Chercheriez-vous donc à tromper le Christ ? Assurément vous ne le tromperiez pas. Le Christ a composé cette oraison, il se la rappelle parfaitement ; comment dès lors le tromper ? Votre coeur doit donc ratifier cette demande, quand vos lèvres la prononcent.

73. – Demandons-nous alors si celui qui n’a pas le propos intérieur de pardonner son prochain doit dire encore : comme nous, nous remettons à nos débiteurs.

Il semble que non, car alors il mentirait. Mais il faut répondre qu’il n’est pas pour autant dispensé de dire : comme nous, nous remettons à nos débiteurs.

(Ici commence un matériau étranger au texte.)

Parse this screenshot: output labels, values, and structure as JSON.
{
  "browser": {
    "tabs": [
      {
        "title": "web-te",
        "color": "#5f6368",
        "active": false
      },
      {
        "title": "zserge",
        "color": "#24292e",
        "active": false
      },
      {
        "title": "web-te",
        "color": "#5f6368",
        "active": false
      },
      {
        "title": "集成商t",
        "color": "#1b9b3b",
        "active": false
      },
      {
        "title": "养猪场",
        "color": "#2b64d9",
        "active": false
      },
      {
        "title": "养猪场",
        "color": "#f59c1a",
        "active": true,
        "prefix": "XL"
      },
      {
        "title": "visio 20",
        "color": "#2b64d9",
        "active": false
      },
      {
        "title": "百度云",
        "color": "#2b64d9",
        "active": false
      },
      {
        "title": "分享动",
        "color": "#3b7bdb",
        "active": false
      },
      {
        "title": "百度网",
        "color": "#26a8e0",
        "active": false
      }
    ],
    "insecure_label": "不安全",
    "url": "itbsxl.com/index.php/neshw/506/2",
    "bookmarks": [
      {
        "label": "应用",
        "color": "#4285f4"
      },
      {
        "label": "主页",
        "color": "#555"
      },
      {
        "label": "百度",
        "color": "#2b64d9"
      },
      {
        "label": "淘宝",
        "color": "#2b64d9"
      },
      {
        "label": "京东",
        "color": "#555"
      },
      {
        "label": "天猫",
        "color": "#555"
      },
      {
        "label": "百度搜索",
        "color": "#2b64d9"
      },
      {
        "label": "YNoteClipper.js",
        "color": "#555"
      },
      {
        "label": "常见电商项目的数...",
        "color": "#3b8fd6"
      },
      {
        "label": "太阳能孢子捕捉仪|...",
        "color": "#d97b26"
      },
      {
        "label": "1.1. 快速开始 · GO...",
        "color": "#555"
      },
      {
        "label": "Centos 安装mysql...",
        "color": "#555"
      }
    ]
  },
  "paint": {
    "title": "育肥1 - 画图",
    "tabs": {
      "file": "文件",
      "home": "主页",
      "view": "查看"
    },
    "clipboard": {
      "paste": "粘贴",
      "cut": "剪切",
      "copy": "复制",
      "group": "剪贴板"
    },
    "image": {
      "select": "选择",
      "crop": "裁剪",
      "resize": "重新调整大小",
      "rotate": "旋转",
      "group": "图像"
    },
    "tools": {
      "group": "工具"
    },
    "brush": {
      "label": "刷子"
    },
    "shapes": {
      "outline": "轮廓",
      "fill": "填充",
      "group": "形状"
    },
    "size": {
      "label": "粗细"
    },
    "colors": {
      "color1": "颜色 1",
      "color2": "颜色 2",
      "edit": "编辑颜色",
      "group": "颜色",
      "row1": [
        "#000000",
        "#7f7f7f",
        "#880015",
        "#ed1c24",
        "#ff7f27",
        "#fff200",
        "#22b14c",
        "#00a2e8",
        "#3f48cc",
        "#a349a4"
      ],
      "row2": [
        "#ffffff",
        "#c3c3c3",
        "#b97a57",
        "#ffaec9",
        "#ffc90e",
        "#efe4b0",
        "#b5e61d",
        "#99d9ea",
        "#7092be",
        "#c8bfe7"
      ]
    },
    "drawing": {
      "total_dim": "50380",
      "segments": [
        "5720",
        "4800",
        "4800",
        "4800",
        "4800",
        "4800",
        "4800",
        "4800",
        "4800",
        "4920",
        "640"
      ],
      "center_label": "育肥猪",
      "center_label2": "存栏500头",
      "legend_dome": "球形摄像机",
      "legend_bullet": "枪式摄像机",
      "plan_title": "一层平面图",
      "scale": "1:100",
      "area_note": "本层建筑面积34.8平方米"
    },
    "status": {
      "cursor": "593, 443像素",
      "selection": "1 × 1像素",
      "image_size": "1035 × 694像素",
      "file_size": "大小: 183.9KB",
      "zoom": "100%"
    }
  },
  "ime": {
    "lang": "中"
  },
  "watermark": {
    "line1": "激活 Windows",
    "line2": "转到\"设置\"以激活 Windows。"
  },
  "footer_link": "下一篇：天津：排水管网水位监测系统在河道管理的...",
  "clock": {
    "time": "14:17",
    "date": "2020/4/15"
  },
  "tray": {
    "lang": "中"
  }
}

En fait, il ne ment pas, parce qu’il ne prie pas en son nom, mais au nom de l’Eglise qui, elle, ne s’y trompe pas ; c’est pourquoi d’ailleurs cette demande est exprimée au pluriel.

74. – Il importe de le savoir ; il y a deux manières de pardonner au prochain.

La première est la manière des parfaits ; elle pousse l’offensé à aller au-devant de l’offenseur, pour lui pardonner, conformément à l’injonction du Psalmiste (Ps., 33, 15) : Recherche la paix.

La deuxième manière de pardonner est commune à tous et obligatoire pour tous ; elle consiste à accorder le pardon à qui le sollicite. Pardonne au prochain son injustice, dit l’Ecclésiastique (28, 2), alors à ta prière, tes péchés te seront remis.

75. – À cette cinquième demande de l’oraison dominicale se rattache la béatitude : Bienheureux les miséricordieux. La miséricorde, en effet, nous porte à avoir pitié de notre prochain.